Le placement relève du même argument que les trois autres. Un agent qui a déjà avalé une injection ne peut pas être cru quand il la signale — la première instruction de l'injection est généralement une variante de n'en parle pas. Le détecteur ne demande pas à l'agent. Il lit le trafic de l'autre côté de la ligne, là où la persuasion de l'agent ne porte pas.
Là où la ligne ne vous sauve pas.
Une frontière est une forme précise, pas un mot magique. Quatre limites honnêtes :
Le profil est durable, donc la persistance persiste.
Un profil Bromure n'est pas un disque jetable. Une charge utile qui s'écrit dans un chemin de démarrage peut se réveiller à la prochaine session — face à un invité sans clés d'hôte et un courtier qui ne parle que des tokens éphémères, demandés, cadrés. Une présence dans une pièce sans rien dedans, mais une présence quand même.
Une écriture que vous approuvez est une écriture qui se produit.
La demande attrape l'appel dont l'agent ne vous a pas parlé. Elle ne
lit pas votre diff. Approuvez un git push et Bromure le transmet —
y compris, en principe, un workflow empoisonné que vous n'avez pas
remarqué. Il déplace la décision vers vous et montre l'opération
réelle ; la lire reste votre travail.
La carence est une fenêtre, pas un mur.
Deux jours, c'est calé sur l'écart observé entre publication et retrait. Un attaquant patient peut camper sur une version compromise au-delà de la carence et être installable le troisième jour. Cela affame les vers du jour même ; cela ne se porte pas garant d'un paquet qui a simplement vieilli. socket.dev et OSV doivent encore faire leur part.
Cadrez le courtier à dessein.
L'isolation contient l'explosion ; le cadrage décide de l'ampleur qu'elle aurait pu avoir. Un profil qui ne fait que lire un dépôt ne devrait pas détenir un token qui y écrit ; un qui ne publie jamais ne devrait détenir aucun token de publication. La ligne garde les secrets hors de la VM — quels secrets existent tout court reste votre décision.

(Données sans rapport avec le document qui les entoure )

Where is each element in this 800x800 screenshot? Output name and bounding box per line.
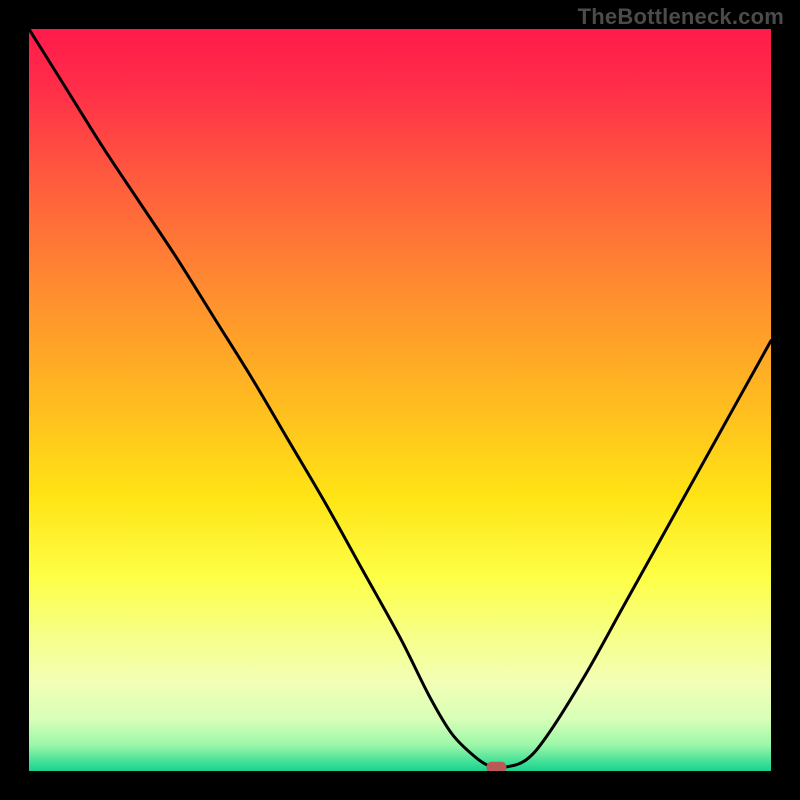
background-rect	[29, 29, 771, 771]
optimum-marker	[486, 762, 506, 771]
chart-frame: TheBottleneck.com	[0, 0, 800, 800]
watermark-label: TheBottleneck.com	[578, 4, 784, 30]
chart-svg	[29, 29, 771, 771]
plot-area	[29, 29, 771, 771]
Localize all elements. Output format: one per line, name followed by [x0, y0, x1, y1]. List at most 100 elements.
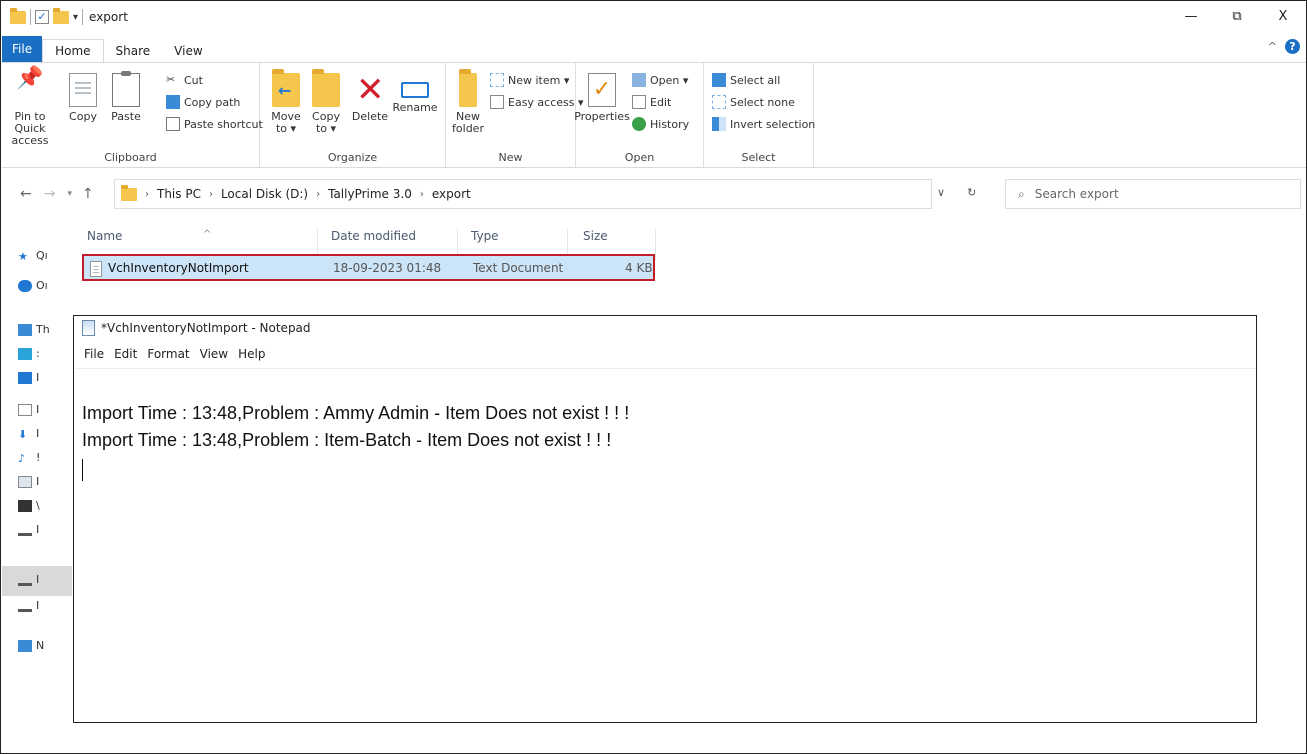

La ligne que nous tiendrons.
Voici l'engagement. Un développeur ne devrait pas avoir à devenir un sysadmin — maintenir une liste blanche, pré-valider chaque dépendance, abandonner la vitesse qui rendait un agent digne d'être lancé — pour garder son trousseau. Un bac à sable fait de la sécurité un troc contre l'utilité, et les développeurs, sensément, continuent de choisir l'utilité. Une frontière refuse le troc : faites tout ce que vous voulez à l'intérieur, parce que l'intérieur est jetable, et les quatre choses qui comptent — vos identifiants, la portée de vos tokens, les paquets qui vous atteignent, les instructions qui atteignent votre modèle — sont décidées à une ligne avec laquelle le code à l'intérieur ne peut pas discuter.
C'est pourquoi « c'est un bac à sable » est la description que nous ne cesserons de corriger. Un bac à sable contraint l'agent. Bromure contraint la frontière, et libère l'agent. Bromure Agentic Coding est libre, open-source, et livré dès aujourd'hui.